DC Youth Programs See More Stabilization With First DC Council Budget Vote

Out-of-School Time programs are on a path toward OST for all. Youth homelessness gains some stabilization, but leaves mental health and workforce development programs unfunded.
Press Release
For Immediate Release: May 11th, 2022

(May 11)—Yesterday’s first DC Council budget vote on the 2023 fiscal year budget is an improvement on current fiscal funding for Out-of-School Time (OST) programs. The combined investments of $22.4 million move the District one small step closer to fully funding affordable, high-quality afterschool programs for all youth.

And while we applaud Mayor Bowser for protecting funding for youth homelessness systems, our coalition made the case for a nearly $3 million enhancement to cover rising inflation and operational costs, which she did not include. Thanks to the DC Council’s Human Services Committee for adding an additional $1.1 million to the system to support youth experiencing homelessness, but unfortunately, there is still no funding allocated to much-needed accessible mental health support and targeted workforce development programs.

Councilmembers agree that replacing federal relief funds with local dollars, establishing sound leadership and accountability in the Learn24 office, and improved grant management protocols are all important priorities. While the District depends on its OST partners to provide vital services, District agencies lack budget transparency and timely payments to their grantees. This places out-of-school time organizations in the uncomfortable position of having to find creative work-around strategies to deliver the services that are so vitally needed by our young people.

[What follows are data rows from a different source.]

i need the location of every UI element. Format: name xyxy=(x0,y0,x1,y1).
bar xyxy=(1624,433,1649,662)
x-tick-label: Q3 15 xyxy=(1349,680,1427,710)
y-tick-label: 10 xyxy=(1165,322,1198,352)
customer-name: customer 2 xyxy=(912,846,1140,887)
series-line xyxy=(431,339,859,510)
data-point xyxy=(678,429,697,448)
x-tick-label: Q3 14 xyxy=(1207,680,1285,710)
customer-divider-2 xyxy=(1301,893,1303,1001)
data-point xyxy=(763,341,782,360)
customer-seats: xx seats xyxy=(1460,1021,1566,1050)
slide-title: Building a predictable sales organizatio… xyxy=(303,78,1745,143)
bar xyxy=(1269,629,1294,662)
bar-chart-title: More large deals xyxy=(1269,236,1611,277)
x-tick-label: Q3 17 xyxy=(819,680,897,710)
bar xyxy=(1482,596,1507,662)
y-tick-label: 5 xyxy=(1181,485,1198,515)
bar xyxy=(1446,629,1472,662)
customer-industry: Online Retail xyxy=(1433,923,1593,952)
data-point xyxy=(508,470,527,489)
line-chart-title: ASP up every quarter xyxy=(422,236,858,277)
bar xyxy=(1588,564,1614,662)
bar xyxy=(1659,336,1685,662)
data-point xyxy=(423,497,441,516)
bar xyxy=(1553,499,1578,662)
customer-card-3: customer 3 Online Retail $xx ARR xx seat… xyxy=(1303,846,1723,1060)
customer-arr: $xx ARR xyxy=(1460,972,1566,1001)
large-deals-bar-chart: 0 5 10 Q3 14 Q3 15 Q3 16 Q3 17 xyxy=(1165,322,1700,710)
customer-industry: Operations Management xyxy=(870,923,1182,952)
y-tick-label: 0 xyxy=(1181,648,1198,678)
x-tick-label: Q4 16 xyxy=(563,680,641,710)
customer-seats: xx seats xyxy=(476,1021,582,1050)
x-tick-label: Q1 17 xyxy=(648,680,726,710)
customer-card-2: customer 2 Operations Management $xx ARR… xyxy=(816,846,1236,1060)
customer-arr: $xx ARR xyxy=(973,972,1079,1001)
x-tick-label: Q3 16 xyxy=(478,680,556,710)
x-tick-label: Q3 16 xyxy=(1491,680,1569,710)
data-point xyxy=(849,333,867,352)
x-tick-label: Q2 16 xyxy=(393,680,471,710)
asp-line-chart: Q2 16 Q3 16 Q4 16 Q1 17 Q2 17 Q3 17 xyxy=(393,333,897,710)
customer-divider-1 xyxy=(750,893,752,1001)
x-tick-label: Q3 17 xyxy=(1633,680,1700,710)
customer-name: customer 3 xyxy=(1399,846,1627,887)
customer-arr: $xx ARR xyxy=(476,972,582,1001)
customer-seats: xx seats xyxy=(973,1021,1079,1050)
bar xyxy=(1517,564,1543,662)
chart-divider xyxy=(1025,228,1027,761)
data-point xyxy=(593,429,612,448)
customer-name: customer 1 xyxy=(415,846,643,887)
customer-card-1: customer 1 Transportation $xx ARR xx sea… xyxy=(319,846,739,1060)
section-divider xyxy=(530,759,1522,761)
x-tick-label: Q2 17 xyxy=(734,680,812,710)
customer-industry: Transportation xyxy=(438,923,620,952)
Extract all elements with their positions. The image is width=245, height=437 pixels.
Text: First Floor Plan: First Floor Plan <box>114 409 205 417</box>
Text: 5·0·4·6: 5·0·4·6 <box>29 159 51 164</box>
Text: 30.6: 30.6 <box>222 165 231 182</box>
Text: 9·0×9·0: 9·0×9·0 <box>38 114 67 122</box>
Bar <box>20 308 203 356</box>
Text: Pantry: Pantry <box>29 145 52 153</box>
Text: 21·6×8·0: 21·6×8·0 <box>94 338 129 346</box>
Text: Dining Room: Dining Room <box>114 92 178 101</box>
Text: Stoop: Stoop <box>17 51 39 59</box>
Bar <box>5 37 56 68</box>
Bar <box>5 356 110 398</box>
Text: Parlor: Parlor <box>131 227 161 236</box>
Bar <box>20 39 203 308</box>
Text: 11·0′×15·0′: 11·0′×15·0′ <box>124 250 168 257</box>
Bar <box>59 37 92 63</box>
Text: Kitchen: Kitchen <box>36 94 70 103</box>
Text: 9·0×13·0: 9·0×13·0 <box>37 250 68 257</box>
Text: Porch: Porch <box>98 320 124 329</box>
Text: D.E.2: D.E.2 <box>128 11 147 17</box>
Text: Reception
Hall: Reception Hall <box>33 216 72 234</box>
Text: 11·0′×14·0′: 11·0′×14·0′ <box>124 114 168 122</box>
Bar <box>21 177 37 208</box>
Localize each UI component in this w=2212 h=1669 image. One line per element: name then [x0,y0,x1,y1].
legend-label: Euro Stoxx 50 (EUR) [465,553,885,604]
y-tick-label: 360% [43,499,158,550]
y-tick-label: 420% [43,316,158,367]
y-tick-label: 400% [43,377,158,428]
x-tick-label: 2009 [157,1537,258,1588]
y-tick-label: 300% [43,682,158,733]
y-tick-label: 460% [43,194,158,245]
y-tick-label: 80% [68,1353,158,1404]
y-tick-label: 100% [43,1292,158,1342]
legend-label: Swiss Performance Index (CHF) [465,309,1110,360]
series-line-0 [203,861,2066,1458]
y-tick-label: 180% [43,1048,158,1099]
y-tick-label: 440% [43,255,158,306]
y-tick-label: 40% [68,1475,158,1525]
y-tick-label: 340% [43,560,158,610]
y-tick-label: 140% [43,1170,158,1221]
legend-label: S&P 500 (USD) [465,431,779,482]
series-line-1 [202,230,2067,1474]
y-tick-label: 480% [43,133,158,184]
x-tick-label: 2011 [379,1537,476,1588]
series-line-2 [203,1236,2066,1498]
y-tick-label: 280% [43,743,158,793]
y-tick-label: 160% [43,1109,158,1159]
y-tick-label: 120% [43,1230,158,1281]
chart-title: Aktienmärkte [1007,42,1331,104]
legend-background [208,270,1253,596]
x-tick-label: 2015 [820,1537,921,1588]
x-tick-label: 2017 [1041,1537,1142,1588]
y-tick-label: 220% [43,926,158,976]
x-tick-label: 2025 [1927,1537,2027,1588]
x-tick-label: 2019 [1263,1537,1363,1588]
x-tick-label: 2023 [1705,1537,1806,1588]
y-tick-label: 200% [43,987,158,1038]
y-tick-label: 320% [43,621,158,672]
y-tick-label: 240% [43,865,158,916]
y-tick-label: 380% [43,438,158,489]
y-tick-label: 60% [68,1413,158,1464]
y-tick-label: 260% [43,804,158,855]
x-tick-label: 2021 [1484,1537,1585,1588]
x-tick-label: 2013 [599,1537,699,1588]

Carlos Manjarrez DC Action Director of Policy and Equity Research said: 

“The DC OST Coalition made it clear, even before the budget season, that the administrative challenges they face on a regular basis limit their ability to meet the needs of District parents and kids. New investments, particularly those that include recurring dollars, are a welcome step forward. But the Learn24 office needs to resolve the administrative challenges that stand in the way of building a comprehensive and truly accessible out-of-school time sector. Our young people deserve nothing less.”

Rachel White, DC Action Senior Youth Policy Analyst and Youth Economic Justice Coalition Co-chair, said: 

“On behalf of the Youth Economic Justice and Housing Coalition, we appreciate the DC Council’s Human Services Committee for adding an additional $1.1 million for youth homelessness direct services. We are hopeful that before the second DC Council vote, additional funding is secured to bring us closer to meeting the $3 million enhancement we requested to ensure the continuation of much needed programs and targeted services for District youth experiencing homelessness. We are disappointed that neither Mayor Bowser nor the DC Council was able to locate $1.5 million in funding to increase access to mental and behavioral health supports and targeted workforce development programming for youth experiencing homelessness.”

Read more about how youth will fare in the OST and Youth Economic Justice budgets.


About DC Action

DC Action is a nonprofit, nonpartisan advocacy organization making the District of Columbia a place where all kids grow up safe, resilient, powerful and heard. DC Action uses research, data, and a racial equity lens to break down barriers that stand in the way of all kids reaching their full potential. Our collaborative advocacy campaigns bring the power of young people and all residents to raise their voices to create change.